Breast screening a lifesaver, despite what the Canadians might say
Cancer experts have backed the life-saving benefits of the national breast screening program despite claims in a Canadian study that regular mammography was no better than physical examination in helping women survive breast cancer.
The Federal Health Department and Cancer Council Australia said the Canadian study, which over 25 years compared the cancer survival rates of women aged between 40 and 59 years who had annual mammograms compared with those who received physical examinations, was “not relevant” to Australia.

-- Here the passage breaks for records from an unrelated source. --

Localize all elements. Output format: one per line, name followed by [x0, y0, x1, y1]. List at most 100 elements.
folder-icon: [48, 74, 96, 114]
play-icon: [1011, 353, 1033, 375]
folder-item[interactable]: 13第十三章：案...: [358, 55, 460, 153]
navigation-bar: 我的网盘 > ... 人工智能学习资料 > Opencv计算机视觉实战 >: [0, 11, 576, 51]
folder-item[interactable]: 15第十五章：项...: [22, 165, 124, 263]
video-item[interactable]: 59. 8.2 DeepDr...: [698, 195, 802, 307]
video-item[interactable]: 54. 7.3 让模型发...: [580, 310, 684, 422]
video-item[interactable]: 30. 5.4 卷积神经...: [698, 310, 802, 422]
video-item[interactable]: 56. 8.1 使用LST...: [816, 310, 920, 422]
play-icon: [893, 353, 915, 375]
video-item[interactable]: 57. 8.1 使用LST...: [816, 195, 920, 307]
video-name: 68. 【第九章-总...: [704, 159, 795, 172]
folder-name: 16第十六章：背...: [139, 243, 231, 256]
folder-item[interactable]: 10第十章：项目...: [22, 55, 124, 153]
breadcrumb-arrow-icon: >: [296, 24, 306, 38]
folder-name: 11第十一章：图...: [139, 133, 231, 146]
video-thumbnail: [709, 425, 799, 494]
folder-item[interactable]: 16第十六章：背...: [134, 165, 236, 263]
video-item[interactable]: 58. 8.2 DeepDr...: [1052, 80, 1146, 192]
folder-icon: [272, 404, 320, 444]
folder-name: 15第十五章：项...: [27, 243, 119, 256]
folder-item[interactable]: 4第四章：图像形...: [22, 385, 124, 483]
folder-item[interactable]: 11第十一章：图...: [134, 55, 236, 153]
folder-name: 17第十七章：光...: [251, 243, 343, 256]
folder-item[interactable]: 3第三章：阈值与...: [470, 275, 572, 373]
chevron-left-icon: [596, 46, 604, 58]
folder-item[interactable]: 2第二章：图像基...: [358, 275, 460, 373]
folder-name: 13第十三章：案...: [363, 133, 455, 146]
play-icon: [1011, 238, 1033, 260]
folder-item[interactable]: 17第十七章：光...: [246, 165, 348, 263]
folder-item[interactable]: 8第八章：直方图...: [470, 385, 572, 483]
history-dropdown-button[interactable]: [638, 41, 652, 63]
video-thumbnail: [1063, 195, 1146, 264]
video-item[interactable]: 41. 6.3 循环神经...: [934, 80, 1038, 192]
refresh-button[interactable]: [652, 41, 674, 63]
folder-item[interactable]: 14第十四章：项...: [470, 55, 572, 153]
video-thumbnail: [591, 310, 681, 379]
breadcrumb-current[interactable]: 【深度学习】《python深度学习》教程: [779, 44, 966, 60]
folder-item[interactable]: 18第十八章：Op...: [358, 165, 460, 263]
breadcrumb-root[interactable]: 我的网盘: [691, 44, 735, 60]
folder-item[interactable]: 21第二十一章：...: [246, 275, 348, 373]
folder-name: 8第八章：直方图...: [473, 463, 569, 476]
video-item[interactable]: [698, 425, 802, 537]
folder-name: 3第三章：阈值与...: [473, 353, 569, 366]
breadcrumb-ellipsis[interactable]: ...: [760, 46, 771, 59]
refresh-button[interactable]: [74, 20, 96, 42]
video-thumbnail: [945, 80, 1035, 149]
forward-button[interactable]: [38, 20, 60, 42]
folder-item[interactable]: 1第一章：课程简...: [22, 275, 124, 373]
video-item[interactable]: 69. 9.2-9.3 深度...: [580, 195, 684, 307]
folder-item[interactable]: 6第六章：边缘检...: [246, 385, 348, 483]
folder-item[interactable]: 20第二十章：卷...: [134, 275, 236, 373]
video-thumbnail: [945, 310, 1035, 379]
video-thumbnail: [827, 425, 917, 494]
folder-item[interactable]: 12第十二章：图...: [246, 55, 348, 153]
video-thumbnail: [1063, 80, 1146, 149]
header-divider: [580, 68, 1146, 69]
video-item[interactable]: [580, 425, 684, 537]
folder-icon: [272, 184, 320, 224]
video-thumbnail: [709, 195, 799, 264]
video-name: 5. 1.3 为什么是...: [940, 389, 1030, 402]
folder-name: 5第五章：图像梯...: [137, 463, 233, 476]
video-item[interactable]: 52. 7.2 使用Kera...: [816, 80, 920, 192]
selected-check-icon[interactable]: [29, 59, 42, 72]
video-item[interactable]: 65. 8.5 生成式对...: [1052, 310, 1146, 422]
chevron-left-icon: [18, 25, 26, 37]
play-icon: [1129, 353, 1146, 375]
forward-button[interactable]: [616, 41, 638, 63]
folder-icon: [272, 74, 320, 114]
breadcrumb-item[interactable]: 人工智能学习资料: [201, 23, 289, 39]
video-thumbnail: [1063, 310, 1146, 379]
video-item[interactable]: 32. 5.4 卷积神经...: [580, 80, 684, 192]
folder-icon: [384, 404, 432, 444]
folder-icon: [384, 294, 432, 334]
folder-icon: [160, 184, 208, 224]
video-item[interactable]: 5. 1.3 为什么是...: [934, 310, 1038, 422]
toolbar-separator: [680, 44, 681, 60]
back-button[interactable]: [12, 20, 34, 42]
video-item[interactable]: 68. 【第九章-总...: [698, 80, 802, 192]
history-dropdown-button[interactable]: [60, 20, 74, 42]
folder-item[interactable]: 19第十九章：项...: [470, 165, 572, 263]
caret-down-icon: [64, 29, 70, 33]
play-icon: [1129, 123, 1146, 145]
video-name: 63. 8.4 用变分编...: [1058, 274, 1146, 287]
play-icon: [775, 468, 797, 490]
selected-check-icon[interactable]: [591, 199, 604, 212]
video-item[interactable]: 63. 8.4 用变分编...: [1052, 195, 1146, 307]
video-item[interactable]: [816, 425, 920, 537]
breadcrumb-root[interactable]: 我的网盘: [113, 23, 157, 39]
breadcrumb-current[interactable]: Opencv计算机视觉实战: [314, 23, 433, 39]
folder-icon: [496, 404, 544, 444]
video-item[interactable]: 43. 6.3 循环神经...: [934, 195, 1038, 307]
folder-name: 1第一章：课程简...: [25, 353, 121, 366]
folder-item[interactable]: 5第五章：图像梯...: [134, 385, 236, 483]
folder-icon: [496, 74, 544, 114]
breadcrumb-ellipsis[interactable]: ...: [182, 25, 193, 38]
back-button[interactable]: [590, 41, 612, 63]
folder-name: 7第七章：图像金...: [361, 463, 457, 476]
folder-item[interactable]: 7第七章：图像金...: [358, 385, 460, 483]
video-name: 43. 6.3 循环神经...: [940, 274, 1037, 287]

The study, published in the British Medical Journal, involved 89,000 40 to 59-year-old women without a history of breast cancer who were randomly assigned to one of two groups – the first of which received regular mammograms, and the second who only received physical examinations.
The researchers found that the breast cancer death rates were similar in both groups.
After 20 years, 3133 women in the physical exam control group had been diagnosed with breast cancer, while 3250 subjects from the mammography group had the diagnosis – 500 of whom died from breast cancer, compared with 505 women from the control group.
But Cancer Council Chief Executive Officer Professor Ian Olver said the weight of scientific evidence showed mammographic screening was an effective and lifesaving initiative.
Professor Olver said that while the Canadian study found no mortality benefit for women aged 40 to 59 years, the biggest benefit of breast screening was for women aged 50 years and older.
“So you are trying to compare apples with oranges if you try to apply conclusions from the Canadian study to Australia, where mammography is appropriately targeted through the BreastScreen Australia program,” he said.
Professor Olver said that, while the Canadian study looked at the results of screening over a five-year period, a more comprehensive review of BreastScreen outcomes conducted over 15 years showed a mortality benefit of between 21 and 30 per cent.
He added that the Canadian study was conducted in the 1980s, using technology and procedures that “have no relevance to contemporary Australia”.
“The message is simple: the weight of scientific evidence supports mammography as a population screening tool, and many Australian women are alive today thanks to 20 years of BreastScreen,” Professor Olver said.
In addition to its other conclusion, the Canadian study found that one in five cancers detected using mammography – and which were subsequently treated – posed no threat to health, and did not need treatment with conventional techniques, such as surgery, chemotherapy or radiation.
But the Health Department said this did not undermine the validity of population-based screening using mammography.
A Department spokeswoman said the majority of cancers identified through screening would be progressive and become symptomatic if left untreated.
The spokeswoman admitted it was likely that some cancers identified may never have progressed – what is sometimes referred to as over-diagnosis.
“[But], it is important to note that these are breast cancers, [and] at this time it is not possible to precisely predict at diagnosis which cancers would not progress,” she said, adding that a 2009 evaluation of BreastScreen found a 25 per cent reduction in breast cancer deaths among women aged between 50 and 69 years.